Castle, Irishtown, Co. Dublin
Tucked away in the middle of a modern housing estate in Irishtown, County Dublin, stands a solitary stone turret; the last remaining fragment of what was once a formidable towerhouse.
Castle, Irishtown, Co. Dublin
This weathered west corner turret, rising two storeys high, is all that survives of a castle that dates back to the early 17th century. Built from roughly coursed masonry with carefully dressed corner stones, the structure features a lintelled entrance on its eastern side at ground level, with another doorway on the first floor. The interior dimensions reveal a modest space, measuring 3.4 metres in length and 3 metres in width, whilst plain square window openings on the southern side would have once provided light to the tower’s chambers.
The castle’s origins can be traced to 1601, when according to the Exchequer Inquisitions for County Dublin, Alderman Patrick Browne and his wife received permission to construct a castle on the lands of Irishtown. This wasn’t merely a defensive structure; by 1654, the Civil Survey recorded it as a habitable house, suggesting it served as a comfortable residence for the Browne family. The building appears on the Down Survey maps of 1655 to 1656, marking its significance in the local landscape during that period.

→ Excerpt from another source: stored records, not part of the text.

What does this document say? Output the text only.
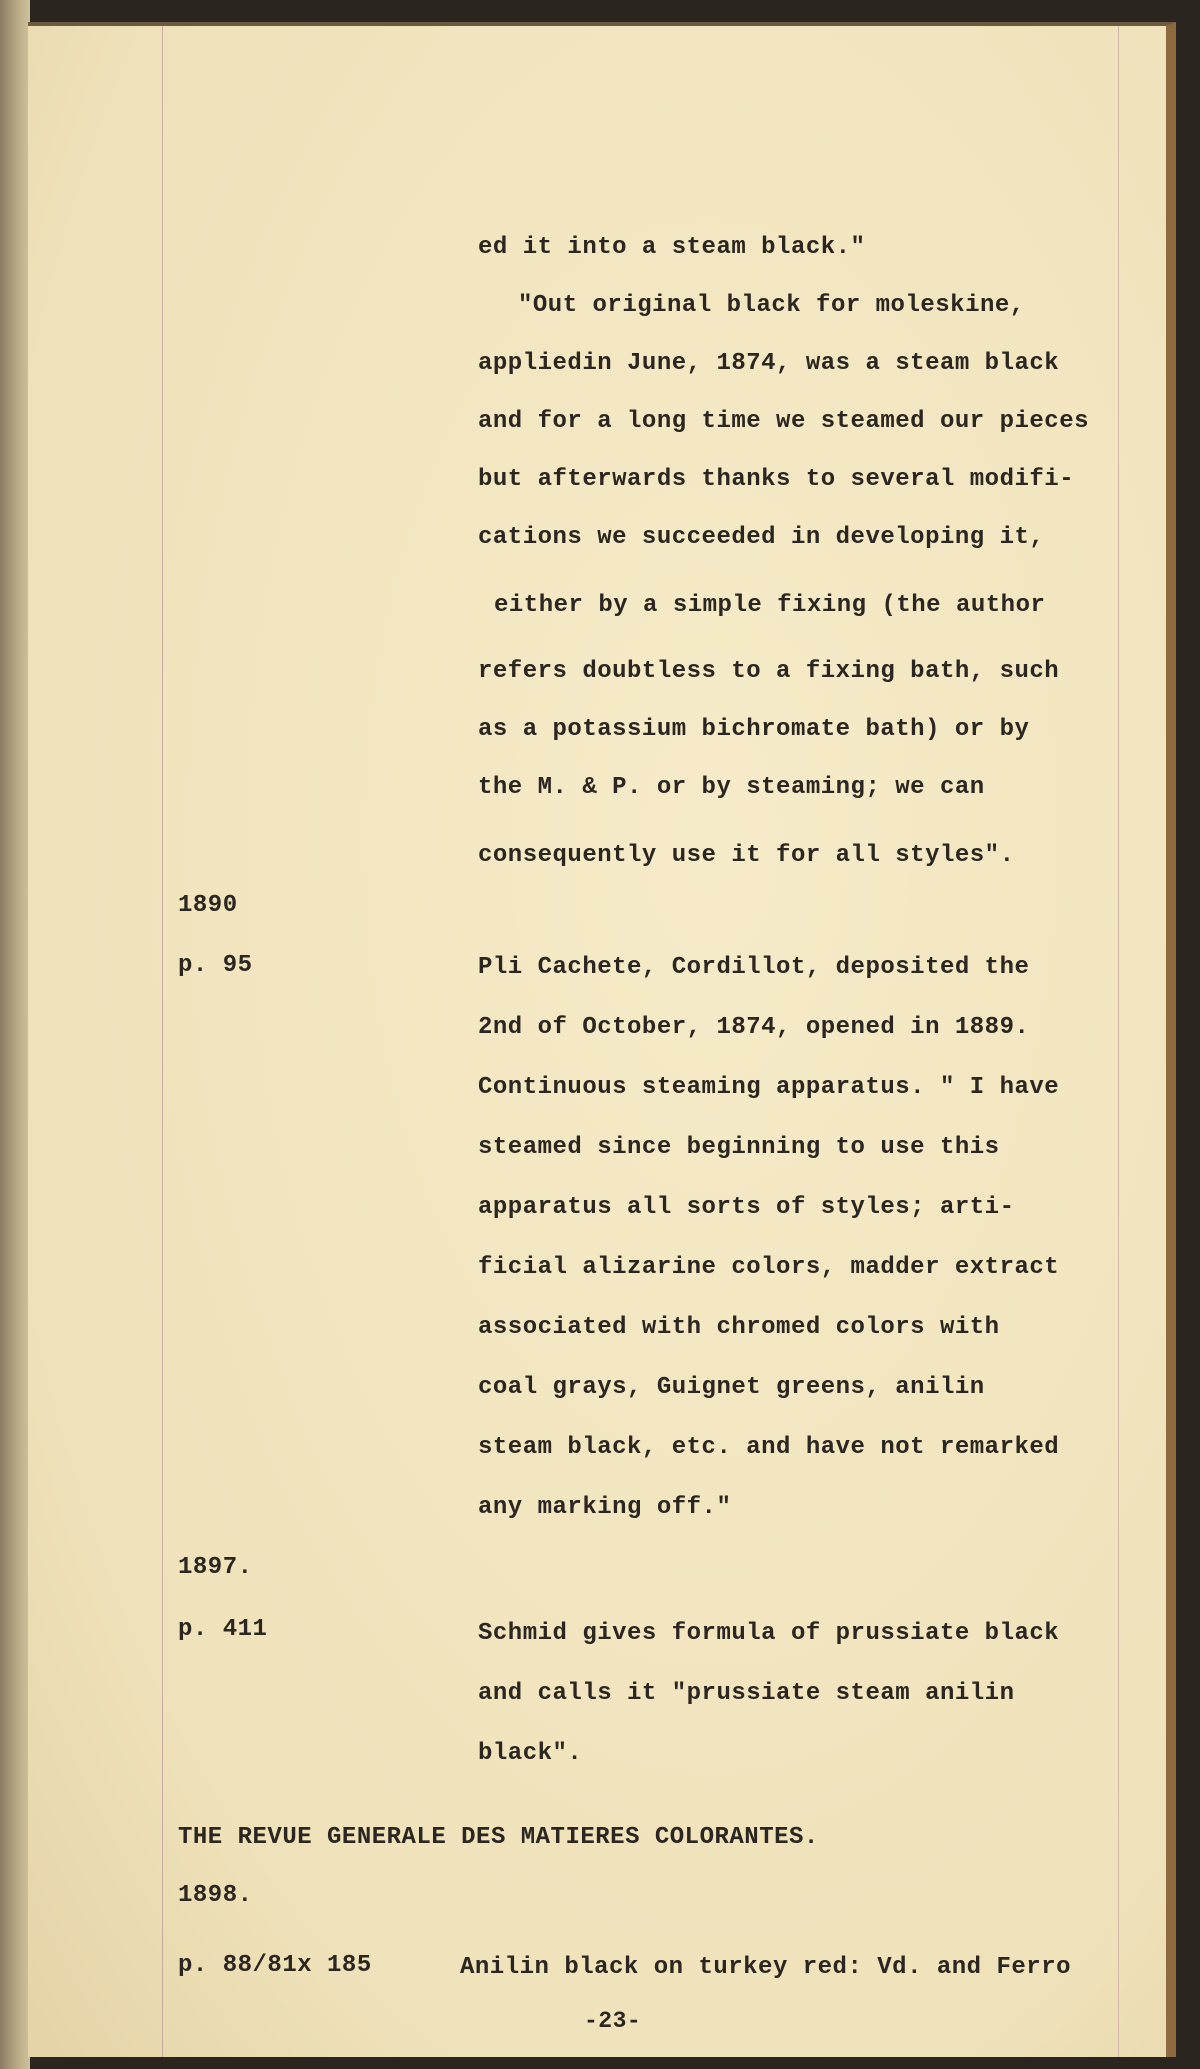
ed it into a steam black."
"Out original black for moleskine,
appliedin June, 1874, was a steam black
and for a long time we steamed our pieces
but afterwards thanks to several modifi-
cations we succeeded in developing it,
either by a simple fixing (the author
refers doubtless to a fixing bath, such
as a potassium bichromate bath) or by
the M. & P. or by steaming; we can
consequently use it for all styles".
1890
p. 95	Pli Cachete, Cordillot, deposited the
2nd of October, 1874, opened in 1889.
Continuous steaming apparatus. " I have
steamed since beginning to use this
apparatus all sorts of styles; arti-
ficial alizarine colors, madder extract
associated with chromed colors with
coal grays, Guignet greens, anilin
steam black, etc. and have not remarked
any marking off."
1897.
p. 411	Schmid gives formula of prussiate black
and calls it "prussiate steam anilin
black".
THE REVUE GENERALE DES MATIERES COLORANTES.
1898.
p. 88/81x 185	Anilin black on turkey red: Vd. and Ferro
-23-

Whilst today only the corner turret remains, historical records paint a picture of the castle’s former glory. A drawing by the antiquarian Gabriel Beranger from 1772 depicts the structure as a twin gabled towerhouse, showing what the complete building looked like before centuries of decay and demolition reduced it to its current state. Now surrounded by suburban homes rather than the open countryside it once commanded, this fragment of Irishtown’s castle serves as a tangible link to Dublin’s medieval past, quietly persisting amidst the rhythms of modern life.